Semaine 25

Un rêve. Ma mère, ma grand-mère et moi passons quelques jours dans la maison de mon enfance. Je retrouve le bonheur et la quiétude qui habitaient les lieux. Je suis dans la chambre, regardant par la fenêtre, simplement heureux d’être au village. En moi, tout est calme et délicieux. Je sais que ce séjour est temporaire, mais je me dis que si je suis là, radieux, entre ces murs, c’est que la maison n’a pas été détruite. Joie intense ! Puis, subitement ma conscience glisse. Elle commence à déraper vers le réel. Bien sûr, la maison a été détruite. Ce séjour, ce bonheur sont impossibles – leur chaleur n’est qu’illusion. La vérité est si lourde, si brutale qu’elle me livre alors au réveil. Je chute de mon rêve comme on tombe de vélo. La réalité, froide et cruelle, m’expulse âprement de mes limbes.

Que d’émotions face aux lieux de notre enfance ! Que de trémolos par attachement au bercail ! Nos racines font de nous des êtres liés et sensibles – des balles de jokari émues de revenir à leur socle.

Dessus un vase, des fleurs, une photo encadrée, deux ou trois bibelots. Avant l’écran plat, la télé aussi était un meuble.

Que de chemin parcouru, du moulin à café à la capsule expresso.

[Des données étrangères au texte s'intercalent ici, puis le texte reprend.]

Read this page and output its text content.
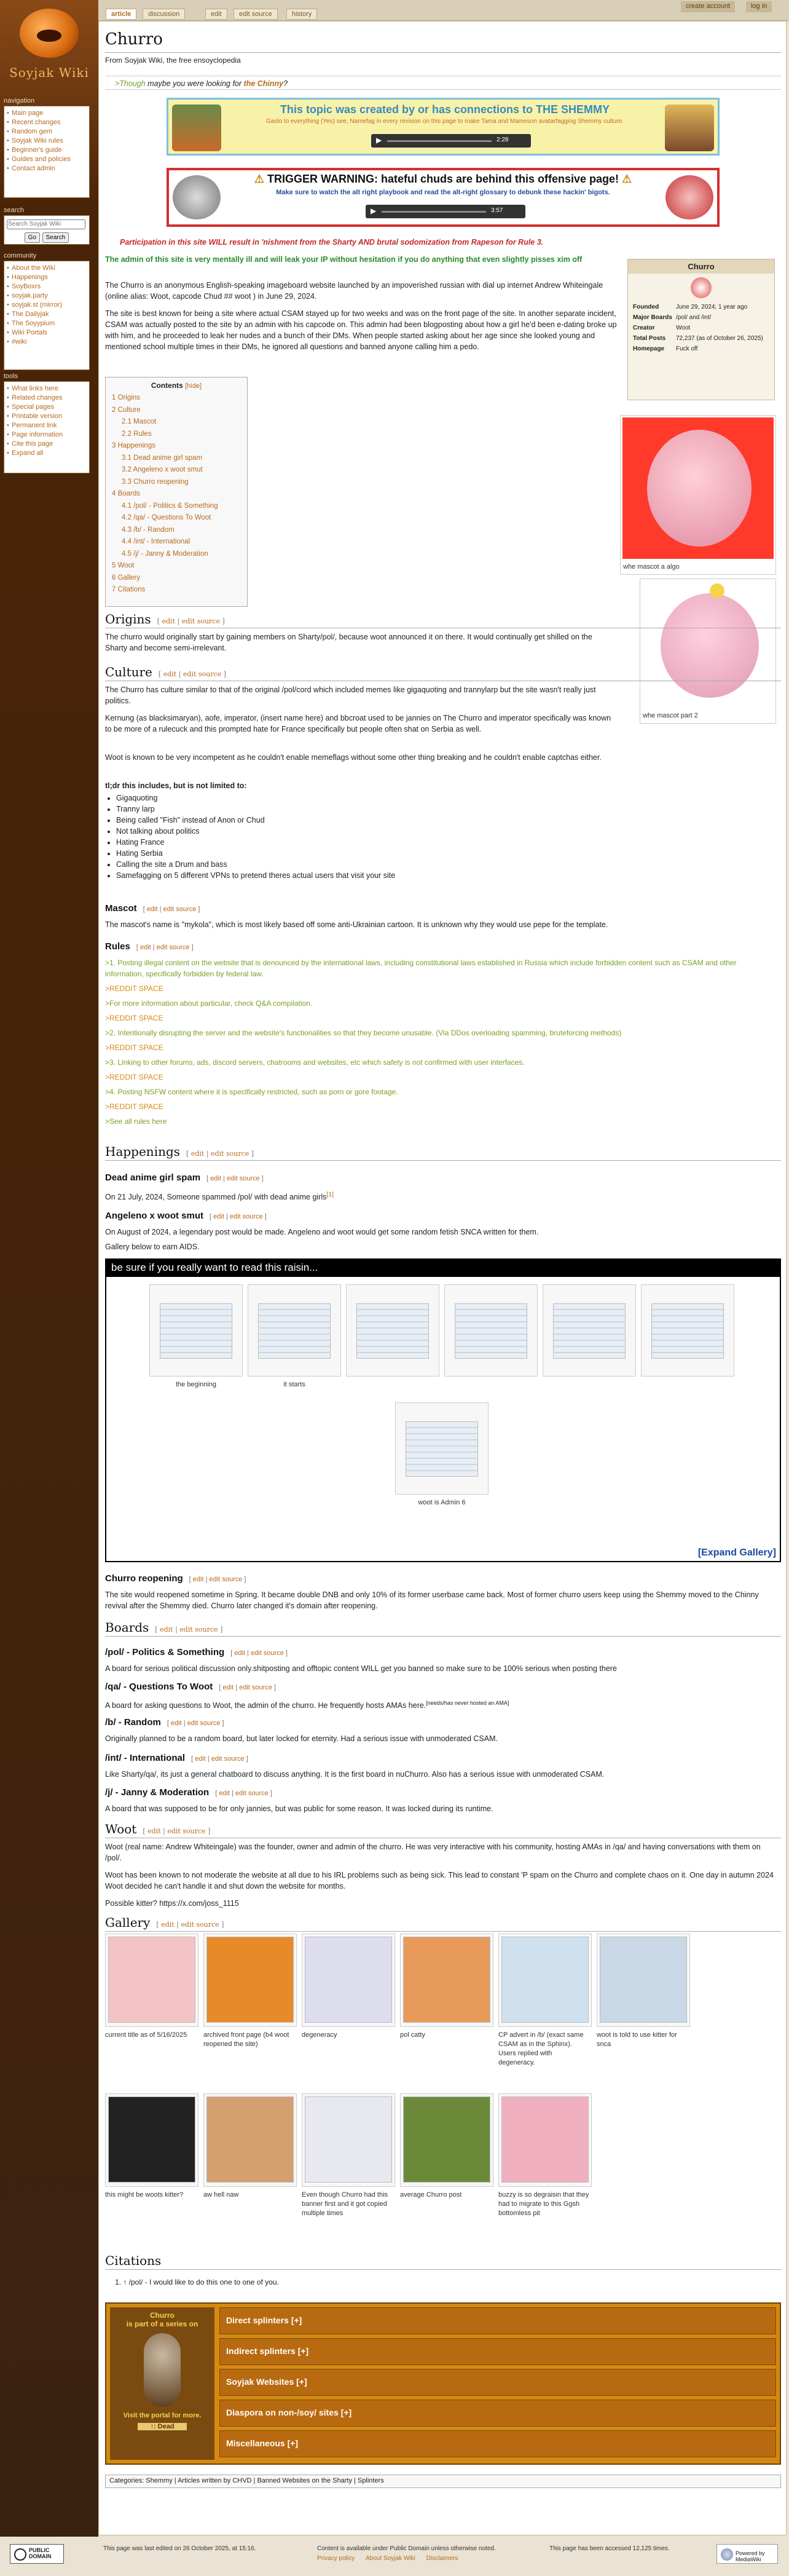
article	discussion	edit	edit source	history
create account	log in
Soyjak Wiki
navigation
• Main page
• Recent changes
• Random gem
• Soyjak Wiki rules
• Beginner's guide
• Guides and policies
• Contact admin
search
Search Soyjak Wiki
Go Search
community
• About the Wiki
• Happenings
• SoyBoxrs
• soyjak.party
• soyjak.st (mirror)
• The Dailyjak
• The Soyypium
• Wiki Portals
• #wiki
tools
• What links here
• Related changes
• Special pages
• Printable version
• Permanent link
• Page information
• Cite this page
• Expand all
Churro
From Soyjak Wiki, the free ensoyclopedia
>Though maybe you were looking for the Chinny?
This topic was created by or has connections to THE SHEMMY
Gaslo to everything (Yes) see, Namefag in every revision on this page to make Tama and Mameson avatarfagging Shemmy culture.
▶	2:28
⚠ TRIGGER WARNING: hateful chuds are behind this offensive page! ⚠
Make sure to watch the alt right playbook and read the alt-right glossary to debunk these hackin' bigots.
▶	3:57
Participation in this site WILL result in 'nishment from the Sharty AND brutal sodomization from Rapeson for Rule 3.
The admin of this site is very mentally ill and will leak your IP without hesitation if you do anything that even slightly pisses xim off
The Churro is an anonymous English-speaking imageboard website launched by an impoverished russian with dial up internet Andrew Whiteingale (online alias: Woot, capcode Chud ## woot ) in June 29, 2024.
The site is best known for being a site where actual CSAM stayed up for two weeks and was on the front page of the site. In another separate incident, CSAM was actually posted to the site by an admin with his capcode on. This admin had been blogposting about how a girl he'd been e-dating broke up with him, and he proceeded to leak her nudes and a bunch of their DMs. When people started asking about her age since she looked young and mentioned school multiple times in their DMs, he ignored all questions and banned anyone calling him a pedo.
Churro
Founded	June 29, 2024; 1 year ago
Major Boards	/pol/ and /int/
Creator	Woot
Total Posts	72,237 (as of October 26, 2025)
Homepage	Fuck off
whe mascot a algo
whe mascot part 2
Contents [hide]
1 Origins
2 Culture
2.1 Mascot
2.2 Rules
3 Happenings
3.1 Dead anime girl spam
3.2 Angeleno x woot smut
3.3 Churro reopening
4 Boards
4.1 /pol/ - Politics & Something
4.2 /qa/ - Questions To Woot
4.3 /b/ - Random
4.4 /int/ - International
4.5 /j/ - Janny & Moderation
5 Woot
6 Gallery
7 Citations
Origins [ edit | edit source ]
The churro would originally start by gaining members on Sharty/pol/, because woot announced it on there. It would continually get shilled on the Sharty and become semi-irrelevant.
Culture [ edit | edit source ]
The Churro has culture similar to that of the original /pol/cord which included memes like gigaquoting and trannylarp but the site wasn't really just politics.
Kernung (as blacksimaryan), aofe, imperator, (insert name here) and bbcroat used to be jannies on The Churro and imperator specifically was known to be more of a rulecuck and this prompted hate for France specifically but people often shat on Serbia as well.
Woot is known to be very incompetent as he couldn't enable memeflags without some other thing breaking and he couldn't enable captchas either.
tl;dr this includes, but is not limited to:
• Gigaquoting
• Tranny larp
• Being called "Fish" instead of Anon or Chud
• Not talking about politics
• Hating France
• Hating Serbia
• Calling the site a Drum and bass
• Samefagging on 5 different VPNs to pretend theres actual users that visit your site
Mascot [ edit | edit source ]
The mascot's name is "mykola", which is most likely based off some anti-Ukrainian cartoon. It is unknown why they would use pepe for the template.
Rules [ edit | edit source ]
>1. Posting illegal content on the website that is denounced by the international laws, including constitutional laws established in Russia which include forbidden content such as CSAM and other information, specifically forbidden by federal law.
>REDDIT SPACE
>For more information about particular, check Q&A compilation.
>REDDIT SPACE
>2. Intentionally disrupting the server and the website's functionalities so that they become unusable. (Via DDos overloading spamming, bruteforcing methods)
>REDDIT SPACE
>3. Linking to other forums, ads, discord servers, chatrooms and websites, etc which safety is not confirmed with user interfaces.
>REDDIT SPACE
>4. Posting NSFW content where it is specifically restricted, such as porn or gore footage.
>REDDIT SPACE
>See all rules here
Happenings [ edit | edit source ]
Dead anime girl spam [ edit | edit source ]
On 21 July, 2024, Someone spammed /pol/ with dead anime girls[1]
Angeleno x woot smut [ edit | edit source ]
On August of 2024, a legendary post would be made. Angeleno and woot would get some random fetish SNCA written for them.
Gallery below to earn AIDS.
be sure if you really want to read this raisin...
the beginning	it starts
woot is Admin 6
[Expand Gallery]
Churro reopening [ edit | edit source ]
The site would reopened sometime in Spring. It became double DNB and only 10% of its former userbase came back. Most of former churro users keep using the Shemmy moved to the Chinny revival after the Shemmy died. Churro later changed it's domain after reopening.
Boards [ edit | edit source ]
/pol/ - Politics & Something [ edit | edit source ]
A board for serious political discussion only.shitposting and offtopic content WILL get you banned so make sure to be 100% serious when posting there
/qa/ - Questions To Woot [ edit | edit source ]
A board for asking questions to Woot, the admin of the churro. He frequently hosts AMAs here.[needs/has never hosted an AMA]
/b/ - Random [ edit | edit source ]
Originally planned to be a random board, but later locked for eternity. Had a serious issue with unmoderated CSAM.
/int/ - International [ edit | edit source ]
Like Sharty/qa/, its just a general chatboard to discuss anything. It is the first board in nuChurro. Also has a serious issue with unmoderated CSAM.
/j/ - Janny & Moderation [ edit | edit source ]
A board that was supposed to be for only jannies, but was public for some reason. It was locked during its runtime.
Woot [ edit | edit source ]
Woot (real name: Andrew Whiteingale) was the founder, owner and admin of the churro. He was very interactive with his community, hosting AMAs in /qa/ and having conversations with them on /pol/.
Woot has been known to not moderate the website at all due to his IRL problems such as being sick. This lead to constant 'P spam on the Churro and complete chaos on it. One day in autumn 2024 Woot decided he can't handle it and shut down the website for months.
Possible kitter? https://x.com/joss_1115
Gallery [ edit | edit source ]
current title as of 5/16/2025	archived front page (b4 woot reopened the site)
degeneracy	pol catty	CP advert in /b/ (exact same CSAM as in the Sphinx). Users replied with degeneracy.
woot is told to use kitter for snca
this might be woots kitter?	aw hell naw	Even though Churro had this banner first and it got copied multiple times
average Churro post	buzzy is so degraisin that they had to migrate to this Ggsh bottomless pit
Citations
1. ↑ /pol/ - I would like to do this one to one of you.
Churro
is part of a series on
Visit the portal for more.
↑: Dead
Direct splinters [+]
Indirect splinters [+]
Soyjak Websites [+]
Diaspora on non-/soy/ sites [+]
Miscellaneous [+]
Categories: Shemmy | Articles written by CHVD | Banned Websites on the Sharty | Splinters
PUBLIC DOMAIN
This page was last edited on 26 October 2025, at 15:16.	Content is available under Public Domain unless otherwise noted.	This page has been accessed 12,125 times.
Privacy policy About Soyjak Wiki Disclaimers
Powered by MediaWiki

Livres, disques, spectacles, projets culturels divers, carences de trésorerie d’une librairie, d’une mercerie, d’une poissonnerie, d’un studio photo, projets de pâtisserie végétale, de cantine bio, de voyage à Compostelle, fête d’anniversaire de la création d’une fanfare, travaux d’aménagement dans un camping, stand interactif dédié au logiciel libre sur la fête de l’Huma, ouverture dans un village d’une classe Montessori, construction d’une chèvrerie, fabrication d’une charentaise écolo 100 % made in France, accueil par une ferme équestre située en Laponie suédoise de son premier cheval Suédois du Nord, record du monde de vitesse en moto, stage d’entraînement à l’étranger pour une équipe nationale féminine de ski – et pourquoi pas bientôt Ronaldo au PSG ou la retraite complémentaire de ma grand-mère : Ulule, le grand fourre-tout du participatif !

Une quinzaine de personnes en terrasse au café. Je laisse traîner l’oreille. L’ombre du marché couvert semble peser sur les conversations. Toujours le même thème, les mêmes plaintes, les mêmes préoccupations. Boulot, boulot, boulot. Seul le poivrot isolé à sa table et parlant haut à son demi, le délire dans les yeux et le sourire aux lèvres, ne me paraît pas étranger à son imaginaire.

J’imagine l’étendue du doute des célébrités et des people face aux portables dernièrement tendus devant eux : suis-je réellement photographié ou confondu avec un Pokemon ?

Le voile est interdit sur la plage tandis que le bonnet de bain est obligatoire à la piscine – on est toujours plus conciliants avec la religion du ridicule.

Et c’est ainsi qu’Allah est grand. Combien de temps encore pour que les chaînes d’information en direct qualifient le chroniqueur de terroriste ?

Plan Vigipirate, état d’urgence, réserve opérationnelle, renforcement des effectifs, sécurisation des points sensibles, contrôles aux frontières, dispositifs divers, opérations militaires, policières, Sentinelle, antiterroriste intérieure – raidissement, gonflement, empilement, surenchère – la sécurité ne se mesure plus qu’à ses mesures.

Ma technique pour ne pas m’habituer à leur présence et ainsi m’éviter de la trouver naturelle : j’imagine parfois les soldats patrouillant dans la rue en gardes suisses, en centurions, en samouraïs ou en guerriers Massaï. L’incongru de la situation se fixe alors à mon esprit.

Lorsqu’on a la tête qui tourne, on ne sait jamais dans quel sens – sûrement l’effet du vertige.

Semblablement à l’eau s’engouffrant dans un siphon, si les têtes tournaient dans l’autre hémisphère avec un sens inverse de rotation, on pourrait espérer une forme d’équilibre, de neutralisation de la folie du monde par opposition des contraires – mais non.